Locks and keys are physical objects of which the technology hasn’t really changed since the first set was invented in the ancient Assyrian city of Nineveh in about 612 BC.
Now, more than 2,600 years later, all that might be about to change. In Citi analyst Jim Suva’s new note to investors on the future of Apple there
are three really interesting words: “Work security access.”
Suva and his colleague Asiya Merchant have touched on this before, in a note they published last November.
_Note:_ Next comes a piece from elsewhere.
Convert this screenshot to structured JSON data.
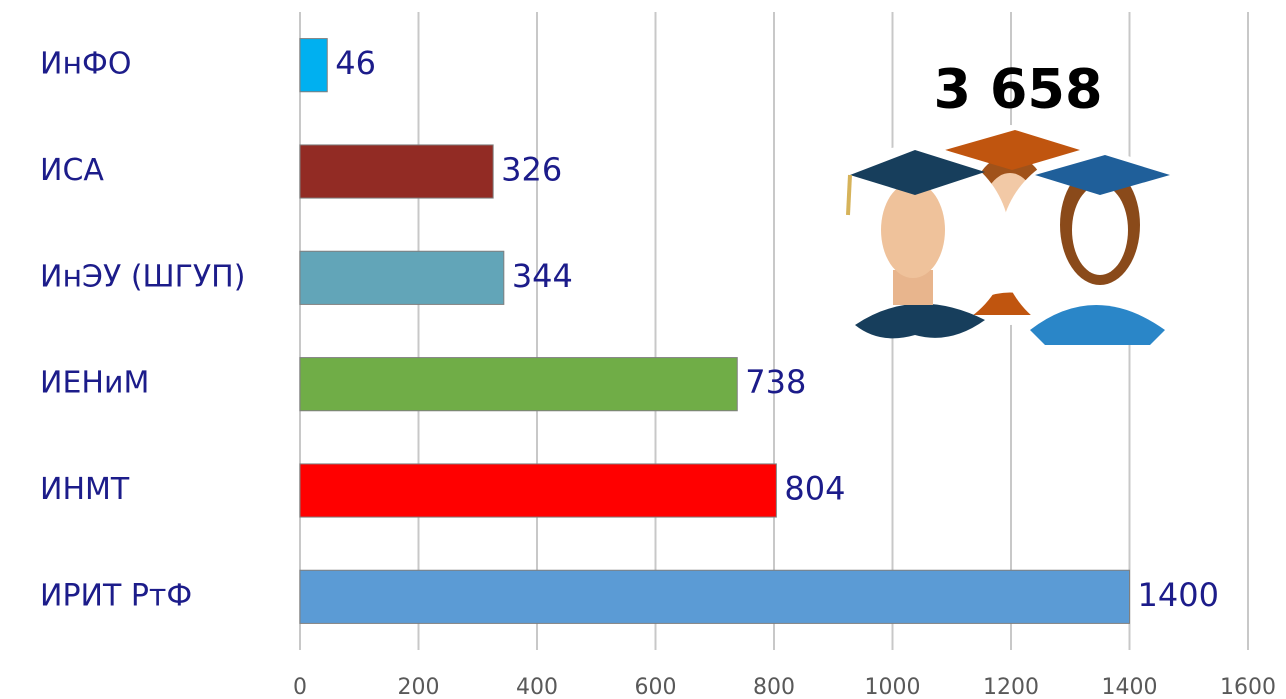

They believe that Apple is working on a potentially vast new business in which physical security — locks and keys made of steel and iron — are replaced by electronic locks opened by your iPhone. (The basis of the business is Apple Pay and Passbook, the company’s mobile payments and ticketing platforms, coupled with Touch ID and HomeKit, Apple’s iPhone fingerprint security device and its platform for letting your phone control household appliances.)
“We have written extensively that we believe Apple Pay and Passbook have tremendous upside potential and have laid out 15 potential future uses of Apple Pay/Passbook,” the pair said late last year. Here is a chart they created at the time (below).
We’ve highlighted the bits in which iPhones are used as keys:
The phrase “Office workers with keyless entry”might, at first glance, conjure a dystopian future in which you can only get a job if you have an iPhone: because otherwise how are you going to get into the building?
But it turns out that the keyless entry future will be phone-agnostic: Apple stores are already selling the August smart lock, and it works with both iPhone and Google’s Android phones .(Androids also have fingerprint security and NFC payment/transaction systems similar to Apple Pay.)
August promises to not only replace your keys, but to replace the keys you’ve given to other people, too:
The August Smart Lock gives you an intelligent, secure way to control access to your home from an app on your iPhone, iPod, or iPod touch. There’s no longer a need for keys and codes; just tap on your iOS device to select who enters and who doesn’t.
Tim Cook wants to abolish your car keys
On the one hand, this is simply a new device and a new app. It’s “the garage door opener for the iPhone,” in other words, and therefore not a big deal.
But now consider that information alongside Apple and Google’s previously stated long-term ambitions:
- Apple CEO Tim Cook has publicly said that he thinks the iPhone can replace your car keys. (And to prove him correct, here is Apple founder Steve Wozniak using an iPhone to get in and out of a locked hotel room.) Apple has been working on a key system since 2010, at least.
- Apple, through its IBM enterprise business app development deal, wants to make the iPhone and iPad the default mobile tools for the workplace. We’ve noted before that this deal — which rolls out all sorts of new uses for the devices to large corporations — is going to be far larger than most people realise.
- Google wants to concentrate on businesses that “touch” people twice a day. According to CEO Larry Page, the company is seeking businesses that “create beautiful, intuitive services and technologies that are so incredibly useful for people that people use them twice a day, like you might use a toothbrush. There aren’t many things people use twice a day.” People use locks twice a day, of course.
Apple and Google both need these businesses because they are so big. Google’s annual revenues are about $US66 billion. Apple’s are $US182 billion. Both companies need markets that are so staggeringly massive they will move the sales needle by billions of dollars.
“You can specify how long they can have access (one hour, five days, forever).”
From that perspective, it’s a lot easier to see why Apple and Google would want to persuade employers to look at their workforces, and look at all the time they waste giving people extra plastic/electronic key fobs for the office door. It would be a lot easier to simply have new workers download the company app, and only let them into the building if their iPhone fingerprint matches the code in the smart lock on the door. Employers could even control when workers — like temp contractors — are allowed into the building, according to Bloomberg:
Through the August app, you can specify how long they can have access (one hour, five days, forever) and when (all week or only on, say, Mondays), and the lock will automatically open as they approach the door, provided they, too, have downloaded the app.
This business is virtually limitless.
Every lock, on every building, on the planet, is a potential sale for Apple, August and Google.
Google already dipped a toe into this market with its $US3.2 billion acquisition of Nest, a thermostat company that lets people control the heating in their homes remotely from their phones. Heating systems, like locks, are things that need to be touched twice a day. Apple, as noted, is already selling lock systems and the phones that control them.
This morning, you probably locked your front door with a physical set of keys when you left the house. You will unlock that front door again when you return tonight. Twice a day, the same thing.
Apple and Google are looking at that and thinking, it’s time for change.